Despite running out of gas in the final month of 2015, Shreve showed a lot of potential during his rookie campaign. The lefty showed he had the ability to throw multiple innings when needed (remember that 19 inning game against the Boston Red Sox in April? Shreve entered in the 12th inning and tossed 3.1 innings of scoreless baseball, striking out 4 along the way). However, just because he could throw multiple innings does not mean that he did very often. Before he becomes a multi-inning reliever, Shreve will have to prove that his ugly month of September was just fatigue from a long season and not a true sign of the league catching up to him.

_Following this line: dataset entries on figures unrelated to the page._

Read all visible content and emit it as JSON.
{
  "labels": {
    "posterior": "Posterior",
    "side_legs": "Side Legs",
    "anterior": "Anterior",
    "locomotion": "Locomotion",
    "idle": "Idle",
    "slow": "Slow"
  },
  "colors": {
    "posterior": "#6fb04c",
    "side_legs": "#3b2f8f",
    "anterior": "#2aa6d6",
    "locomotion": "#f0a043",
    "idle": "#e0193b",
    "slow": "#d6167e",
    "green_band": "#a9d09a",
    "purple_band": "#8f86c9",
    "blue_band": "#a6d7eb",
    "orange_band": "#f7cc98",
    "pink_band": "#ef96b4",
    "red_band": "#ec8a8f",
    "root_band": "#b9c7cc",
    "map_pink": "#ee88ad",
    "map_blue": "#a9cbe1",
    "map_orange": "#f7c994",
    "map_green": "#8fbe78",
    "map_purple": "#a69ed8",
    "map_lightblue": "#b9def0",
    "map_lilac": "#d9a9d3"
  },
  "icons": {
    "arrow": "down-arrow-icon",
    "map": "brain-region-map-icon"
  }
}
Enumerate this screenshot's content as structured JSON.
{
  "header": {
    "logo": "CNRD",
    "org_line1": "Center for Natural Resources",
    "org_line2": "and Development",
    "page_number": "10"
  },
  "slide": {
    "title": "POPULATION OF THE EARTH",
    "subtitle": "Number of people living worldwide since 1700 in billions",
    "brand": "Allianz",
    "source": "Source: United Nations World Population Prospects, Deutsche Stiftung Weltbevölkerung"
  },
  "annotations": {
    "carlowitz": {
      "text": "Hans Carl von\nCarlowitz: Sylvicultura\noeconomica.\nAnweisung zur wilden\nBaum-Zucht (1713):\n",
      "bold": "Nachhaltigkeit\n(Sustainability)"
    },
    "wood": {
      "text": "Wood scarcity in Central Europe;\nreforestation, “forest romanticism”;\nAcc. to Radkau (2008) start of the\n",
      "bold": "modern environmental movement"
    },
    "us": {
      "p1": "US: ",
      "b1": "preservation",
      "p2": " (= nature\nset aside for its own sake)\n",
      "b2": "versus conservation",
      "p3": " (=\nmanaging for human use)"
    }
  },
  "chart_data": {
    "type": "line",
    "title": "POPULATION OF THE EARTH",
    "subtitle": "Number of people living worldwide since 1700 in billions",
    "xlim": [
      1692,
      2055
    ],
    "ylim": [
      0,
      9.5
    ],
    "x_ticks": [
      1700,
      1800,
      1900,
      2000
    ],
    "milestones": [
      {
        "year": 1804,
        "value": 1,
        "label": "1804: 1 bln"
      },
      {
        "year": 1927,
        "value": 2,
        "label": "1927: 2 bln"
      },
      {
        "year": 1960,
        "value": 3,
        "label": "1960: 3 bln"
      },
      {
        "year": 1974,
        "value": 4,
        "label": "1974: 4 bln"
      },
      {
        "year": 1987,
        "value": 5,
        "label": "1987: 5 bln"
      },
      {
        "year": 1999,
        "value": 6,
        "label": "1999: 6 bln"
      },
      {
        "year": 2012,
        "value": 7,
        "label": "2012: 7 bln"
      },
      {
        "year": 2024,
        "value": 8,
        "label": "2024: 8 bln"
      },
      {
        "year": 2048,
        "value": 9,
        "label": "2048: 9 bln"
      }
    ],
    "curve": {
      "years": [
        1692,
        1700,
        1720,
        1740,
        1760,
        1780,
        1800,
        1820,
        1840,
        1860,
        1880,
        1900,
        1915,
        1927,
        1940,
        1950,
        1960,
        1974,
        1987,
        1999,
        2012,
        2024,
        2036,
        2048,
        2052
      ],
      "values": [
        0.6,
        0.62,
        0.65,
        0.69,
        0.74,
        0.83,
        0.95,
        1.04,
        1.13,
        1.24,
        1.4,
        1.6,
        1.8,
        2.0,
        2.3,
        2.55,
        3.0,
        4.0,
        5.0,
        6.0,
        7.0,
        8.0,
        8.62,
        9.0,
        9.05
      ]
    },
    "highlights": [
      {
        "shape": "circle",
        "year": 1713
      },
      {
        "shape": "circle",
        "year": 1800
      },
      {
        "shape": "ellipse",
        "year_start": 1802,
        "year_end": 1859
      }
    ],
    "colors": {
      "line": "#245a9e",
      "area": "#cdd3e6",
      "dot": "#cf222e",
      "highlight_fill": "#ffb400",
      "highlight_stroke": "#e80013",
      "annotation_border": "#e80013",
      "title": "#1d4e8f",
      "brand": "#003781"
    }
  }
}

Part of the Yankees' revolving last-man-out-of-the-bullpen door, Rumbelow made 17 appearances out the bullpen in his rookie season, pitching to 4.02 ERA in 15.2 innings (he struck out 15 while walking 5). In the minors, Rumbelow was not simply a one-inning reliever, as evidenced by his 134 innings of work in 100 career minor league games, including 52.2 innings in 37 games during his time in the minors in 2015. If Rumbelow heads north with the team to begin the season, Rumbelow will likely be used for one-inning in his appearances as Joe Girardi evaluates and decides who he can rely on.